Man erlebt immer wieder Leute, die offensichtlich Angst vor dieser
Situation haben und vorne rummeutern, dass sie mal abgelöst
werden wollen. Das ist ihr Problem. Es ist keinesfalls Eure Verpflichtung,
an denen vorbei zu skaten und die Führung zu übernehmen.
Wenn die zu langsam werden, erreichen sie zwar meistens irgendwann
ihr Ziel, weil die Hinterleute wieder Tempo machen wollen, doch
ein für die Gruppe ökonomisches Verhalten ist das nicht.
In einer guten Gruppe wechselt die Führung regelmässig
nach hinten.
Ihr werdet immer wieder erleben, dass sich nach kurzer Zeit eine
tolle Kameradschaft zwischen den zufälligen, einander meist
nie zuvor begegneten Mitgliedern einer Gruppe ergibt.

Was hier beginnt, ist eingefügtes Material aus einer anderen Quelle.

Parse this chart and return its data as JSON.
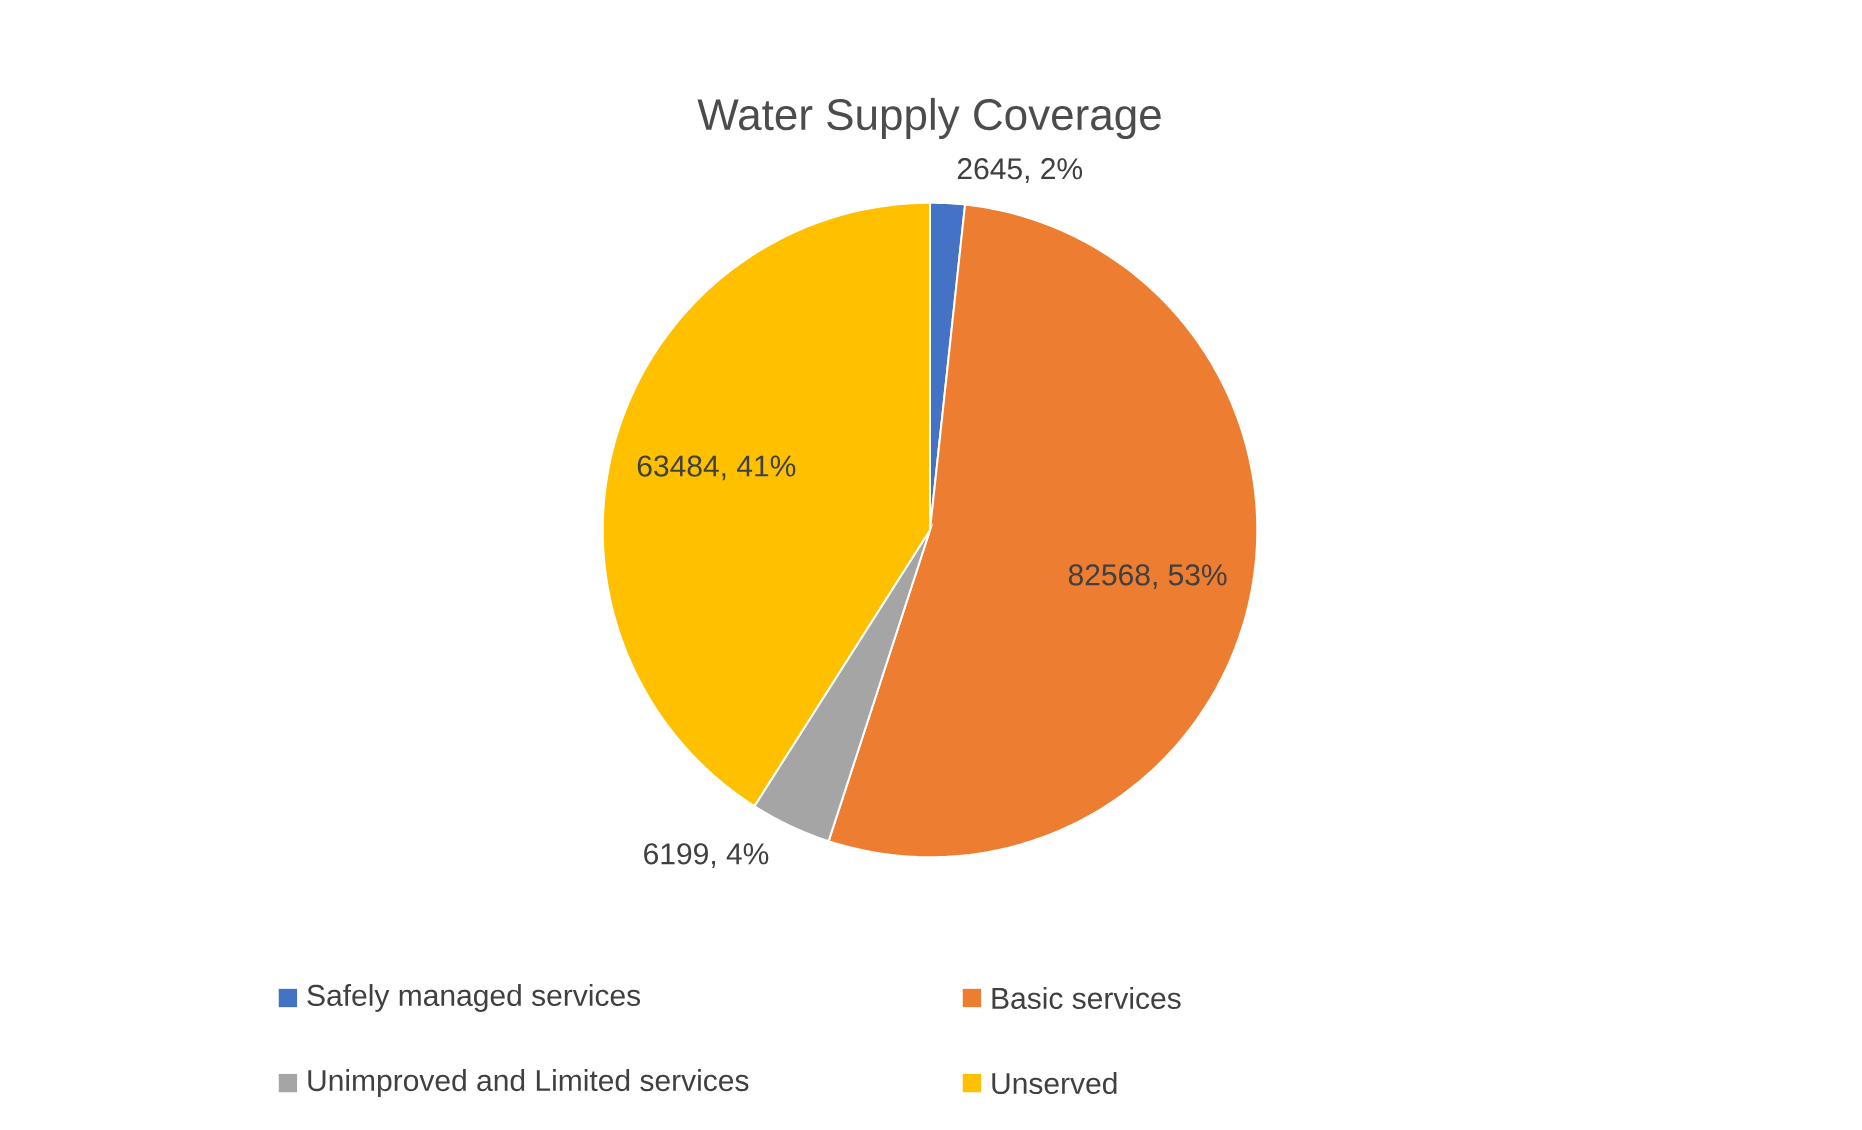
{
  "chart_data": {
    "type": "pie",
    "title": "Water Supply Coverage",
    "categories": [
      "Safely managed services",
      "Basic services",
      "Unimproved and Limited services",
      "Unserved"
    ],
    "values": [
      2645,
      82568,
      6199,
      63484
    ],
    "colors": [
      "#4472c4",
      "#ed7d31",
      "#a5a5a5",
      "#ffc000"
    ],
    "value_labels": [
      "2645, 2%",
      "82568, 53%",
      "6199, 4%",
      "63484, 41%"
    ],
    "legend": "bottom"
  }
}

Das macht
auch einen grossen Teil der Attraktivität solcher Veranstaltungen
aus. Man hält zusammen - allerdings nur bis kurz vor dem
Ziel. Dann zerfällt die Gruppe und jeder versucht, vor dem
anderen in das Ziel zu sprinten. Dabei solltet Ihr abschätzen
können, ab wann Ihr Euch einen Alleingang zutraut. Das geschieht
meistens auch völlig fair und die Kameradschaft wird nicht
zerstört - es sei denn, einer oder mehrere haben alle Arbeit
gemacht und die anderen haben hinten nur auf ihre Chance gelauert,
um kurz vor dem Ziel die Ausgepowerten abzuhängen.
Bei besonders harten Rennen (kleine Gruppen, lange Strecken,
fiese Gegenwinde) sieht man auch immer wieder Gruppen Hand-in-Hand
über die Ziellinie skaten. Das ist meistens auch der Beginn
einer wundervollen Freundschaft. Vielleicht sieht man sich
nur auf den Rennveranstaltungen wieder - aber man freut sich jedesmal.
For your safety:
Bei allem Ehrgeiz, denkt immer daran, dass Ihr für Eure
Sicherheit selbst verantwortlich seid.
Denkt notfalls auch für andere mit - jeder kann mal einen
Fehler machen - und behaltet die Übersicht. Schätzt
Eure Leistung und Eurer technisches Können realistisch ein.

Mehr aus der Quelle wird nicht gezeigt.